Grundsatzentscheid zum Entsiegelungsverfahren
Im Entsiegelungsverfahren ist es gesetzlich möglich, eine sachverständige Person “zur Prüfung des Inhalts der Aufzeichnungen” beizuziehen (Art. 248 Abs. 4 StPO). In der Praxis ist diese Person oft ein Polizist, jedenfalls wenn es um die Entsieglung elektronischer Daten geht.
Damit stellt sich u.a. die Frage der Unabhängigkeit, die das Bundesgericht in einem weiteren Grundsatzentscheid (BGE 1B_90/2016 vom 08.09.2016, Publikation in der AS vorgesehen) in dem Sinne löst, dass dies nur möglich sein soll, wenn der Polizist für Triage keine Dokumenteninhalte beurteilen muss:
Au vu des considérations précédentes, un policier – y compris s’il est un membre d’une brigade spécialisée – ne peut pas être désigné en tant qu’expert pour effectuer le tri des documents dans une procédure de levée des scellés lorsque celle-ci nécessite d’avoir accès au contenu des pièces (E. 3.2.3).
Abgesehen davon, dass der Auftrag an den Polizisten und damit auch seine Kompetenz im vorliegenden Fall erstaunlich weit gefasst ist, ist mir das Bundesgericht noch immer zu grosszügig. Ich würde Polizisten als Sachverständige grundsätzlich ausschliessen.

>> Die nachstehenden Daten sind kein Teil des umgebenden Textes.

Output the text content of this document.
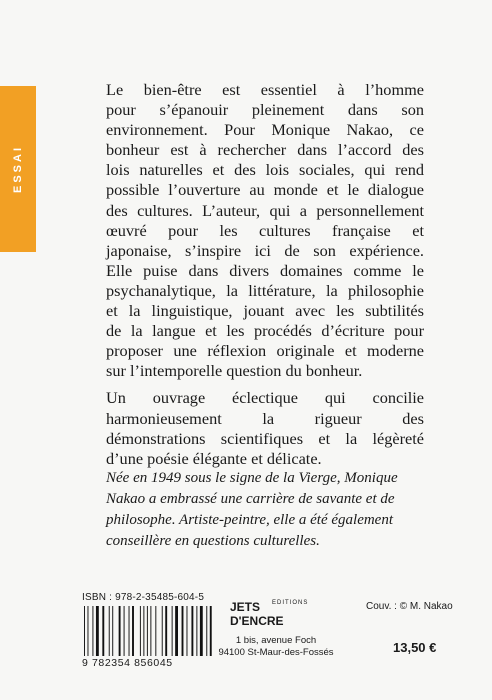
ESSAI

Le bien-être est essentiel à l’homme
pour s’épanouir pleinement dans son
environnement. Pour Monique Nakao, ce
bonheur est à rechercher dans l’accord des
lois naturelles et des lois sociales, qui rend
possible l’ouverture au monde et le dialogue
des cultures. L’auteur, qui a personnellement
œuvré pour les cultures française et
japonaise, s’inspire ici de son expérience.
Elle puise dans divers domaines comme le
psychanalytique, la littérature, la philosophie
et la linguistique, jouant avec les subtilités
de la langue et les procédés d’écriture pour
proposer une réflexion originale et moderne
sur l’intemporelle question du bonheur.

Un ouvrage éclectique qui concilie
harmonieusement la rigueur des
démonstrations scientifiques et la légèreté
d’une poésie élégante et délicate.

Née en 1949 sous le signe de la Vierge, Monique
Nakao a embrassé une carrière de savante et de
philosophe. Artiste-peintre, elle a été également
conseillère en questions culturelles.
ISBN : 978-2-35485-604-5
9 782354 856045
JETS EDITIONS
D'ENCRE
1 bis, avenue Foch
94100 St-Maur-des-Fossés
Couv. : © M. Nakao
13,50 €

Der Polizist wird ja nicht zur materiellen Prüfung des Inhalts begezogen, sondern um diese Prüfung technisch zu begleiten, also zur Erstellung einer forensischen Kopie des Inhalts, Aufbereitung dieser Daten zur Visionierung, bedienung der Software bei Visionierung und Umsetzung der Beschlüsse des Entsiegelungsrichters (also z.B. Entfernen von Inhalten aus dem Index oder Löschen von Inhalten vom Datenträger).
Meines Erachtens ist seine Qualifikation als Sachverständiger im Sinne von Art. 248 Abs. 4 StPO falsch. “Sachverständige” im Sinne dieser Bestimmung sind Ärzte, Mitglieder der Anwaltskommission, Geistliche, militärische und andere Experten – eben Sachverständige in der inhaltlich zu prüfenden Materie (z.B. zur Ausscheidung von spezifischen Geschäftsgeheimnissen). Der polizeiliche Computerforensiker ist eine schlichte – handwerkliche – Hilfsperson, wenn auch eine besonders qualifizierte.
Dass von den Zwangsmassnahmengerichten schon für die Bedienung von betriebsnotwendiger Software Sachverständigentitel verteilt werden – was dann noch implizit vom Bundesgericht so bestätigt wird -, illustriert aber gleich mehrere Probleme des heutigen Entsiegelungsverfahrens und der Beweisführung überhaupt mit elektronischen Daten.